— Воеводы Тютчи, отца ближнего боярина Захара Тютчева. Идёшь по Москве и не знаешь, где нога твоя ступает! Ну что встал, веди своего увечного во двор.
Юшка взял Степана за руку и ввёл его в калитку.
В глубине двора стоял просторный терем с высоким затейливым крыльцом, гульбищем, пристройками, с крытыми переходами и хозяйственными строениями. Остервенело лаял огромный кобель, задыхаясь на крепкой цепи. Лениво плёлся пушистый рыжий кот, не обращая внимания ни на пса, ни на людей. А слева начинался сад. Кусты малины, смородины, невысокие яблоньки, сливы, вишни стояли ухоженными ровными рядами. В глубине мелькали яркие платья дворовых девок.
Старуха подвела юношей к двери, ведущей в подклеть, выпростала тонкую, как у ребёнка, руку из-под платка и откинула деревянную щеколду. Она вошла первой, приглашая жестом молодых людей последовать за ней.
— Вот вам ночлег. Сено свежее, сухое, рядно чистое. Банька у нас на заднем дворе, сегодня как раз топили. Мойтесь, стелитесь, отдыхайте, потом — к столу.
— У нас есть что перекусить, бабушка, спасибо, — сказал Юшка.
— Кто же в доме Тютчи своё ест? Христос с тобой, дурень, боярыня с меня шкуру спустит, коли узнает, что допустила я такой срам.
...Вечером, распаренные после бани, во всём чистом, сидели юноши за столом в просторной горнице, старуха потчевала их, не переставая ворчать. Из её воркотни они узнали, что старый боярин служил ещё деду нынешнего князя — Ивану Калите, что погибли у боярыни в схватке с погаными двое сыновей, один из них дивным голосом от Бога был одарён, с тех пор и привечивает она певцов, гусляров и гудошников. И ещё не велела бабка грустные песни петь, чтобы не расстроить боярыню — лёгкая она на слёзы, хоть и радует её младший сын, храбрый и удачливый красавец.
— А самого Тютчи не будет, уехал в кремль, — важно сказала старуха.
Степан мгновенно насторожился, но так и не услыхал ничего о кремле.
Вошла боярыня, невысокая, дородная, лицо круглое, гладкое, без единой морщинки, хотя и было ей никак не меньше пятидесяти лет. За ней в горницу вошли две девушки, скорее всего дочери, и целый сонм сенных и дворовых девок.
...Степана долго не отпускали, просили петь ещё и ещё, так что, вернувшись в свою клетушку, утомлённые, юноши заснули как убитые.
Проспали до полудня.
— Что дальше делать-то будем? — задумчиво сказал Степан.
— А ничего, — беззаботно ответил Юшка. — Поедим.
— А дело?
— А что дело? Такое не в один день делается. Год уже, как воздвигают этот кремль, ещё успеем. Опять же неплохо самого боярина дождаться.
— Зачем нам боярин?
— Он же в кремле был, может, чего и узнаем.
— Так он тебе и расскажет.
— Ну... рассказать не расскажет, а меж словами и обмолвиться может. Да к тому ж другой ниточки у нас нет.
Вечером они опять пели, на этот раз рядом с боярыней сидел сам Тютча, а с ним и пара гостей. Хозяин слушал, важно кивая головой, никаких разговоров ни с домашними, ни с гостями не «вёл, даже когда Степан и Юшка замолкали, чтобы передохнуть.
Степан опять забеспокоился: если так и дальше пойдёт, Тютчи ими «угощать» всю Москву станут, сколько ещё времени им здесь маяться?

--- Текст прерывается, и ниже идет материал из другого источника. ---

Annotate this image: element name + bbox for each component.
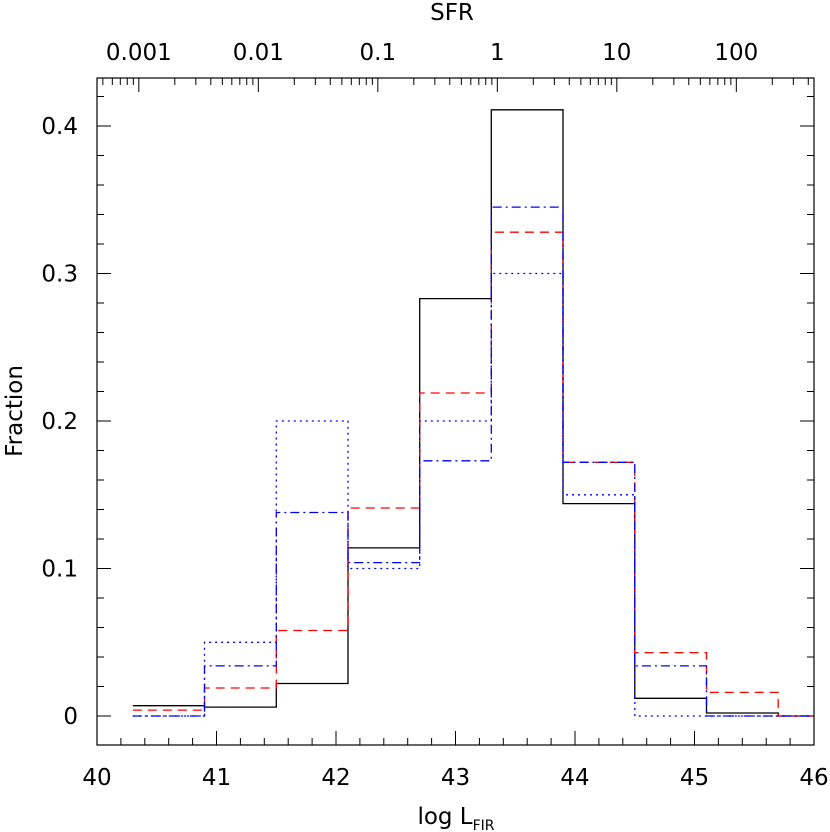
- x-tick-label: 41: [202, 765, 231, 791]
- x-tick-label: 46: [799, 765, 828, 791]
- series-dashed-histogram: [132, 231, 814, 717]
- top-tick-label: 100: [714, 40, 758, 66]
- series-layer: [132, 109, 814, 717]
- axis-ticks: [96, 78, 815, 745]
- top-tick-label: 0.01: [233, 40, 284, 66]
- y-tick-label: 0.1: [41, 557, 78, 583]
- plot-frame: [96, 77, 815, 746]
- x-tick-label: 42: [321, 765, 350, 791]
- y-tick-label: 0: [63, 704, 78, 730]
- series-dotted-histogram: [132, 272, 814, 717]
- y-tick-label: 0.2: [41, 409, 78, 435]
- y-tick-label: 0.4: [41, 114, 78, 140]
- top-tick-label: 1: [490, 40, 505, 66]
- y-axis-label: Fraction: [2, 365, 28, 457]
- top-tick-label: 0.1: [360, 40, 397, 66]
- series-solid-histogram: [132, 109, 814, 717]
- tick-labels: 40 41 42 43 44 45 46 0.001 0.01 0.1 1 10 100 0 0.1 0.2 0…: [41, 40, 828, 791]
- x-axis-label: log LFIR: [417, 804, 494, 832]
- x-tick-label: 43: [441, 765, 470, 791]
- y-tick-label: 0.3: [41, 262, 78, 288]
- x-tick-label: 44: [560, 765, 589, 791]
- x-tick-label: 40: [82, 765, 111, 791]
- x-axis-label-subscript: FIR: [473, 818, 495, 832]
- series-dashdot-histogram: [132, 206, 814, 717]
- x-tick-label: 45: [680, 765, 709, 791]
- x-axis-label-main: log L: [417, 804, 472, 830]
- top-tick-label: 0.001: [106, 40, 172, 66]
- top-axis-title: SFR: [430, 0, 474, 26]
- top-tick-label: 10: [602, 40, 631, 66]
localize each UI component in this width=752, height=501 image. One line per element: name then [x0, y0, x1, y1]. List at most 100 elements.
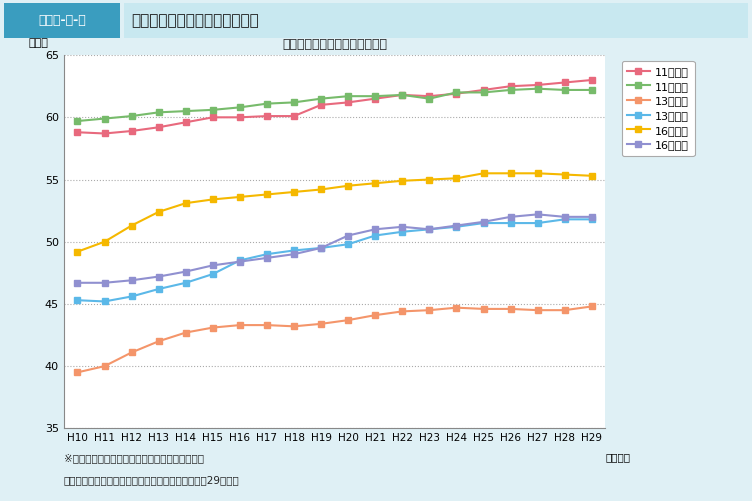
16歳女子 — [290, 251, 299, 257]
11歳男子 — [533, 82, 542, 88]
13歳女子 — [235, 258, 244, 264]
11歳女子 — [506, 87, 515, 93]
16歳女子 — [587, 214, 596, 220]
16歳女子 — [181, 269, 190, 275]
16歳男子 — [371, 180, 380, 186]
16歳男子 — [317, 186, 326, 192]
13歳男子 — [100, 363, 109, 369]
16歳男子 — [479, 170, 488, 176]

Но на следующий день, к вечеру, заглянула давешняя бабка и сказала, что отправляют их нынче к самим Вельяминовым.
— Рассказал им о вас боярин и теперь рад одолжение тысяцкому сделать.
Это имя было хорошо известно на Руси и не только на Москве. Наследственные московские тысяцкие, бояре, род которых уходил в далёкое прошлое, были по богатству, значимости и власти вторыми после княжеской семьи, если не равными.
«Ну вот, — подумал Степан, — теперь нас из рук в руки, из дома в дом передавать будут».
— Куда идти-то? — спросил без околичностей Юшка.
— Не идти, парень, повезут вас как бояр — с почётом в кремль, там терем Вельяминовых спокон века стоит.
Степан почувствовал, как ёкнуло сердце, — вот оно, пришло везение! Прав был Юшка, когда говорил, что не след торопиться... Он хотел было расспросить бабку, разузнать подробнее, где, в каком месте кремля живёт Вельяминов, но решил не проявлять излишнего любопытства, чтобы не насторожить старуху.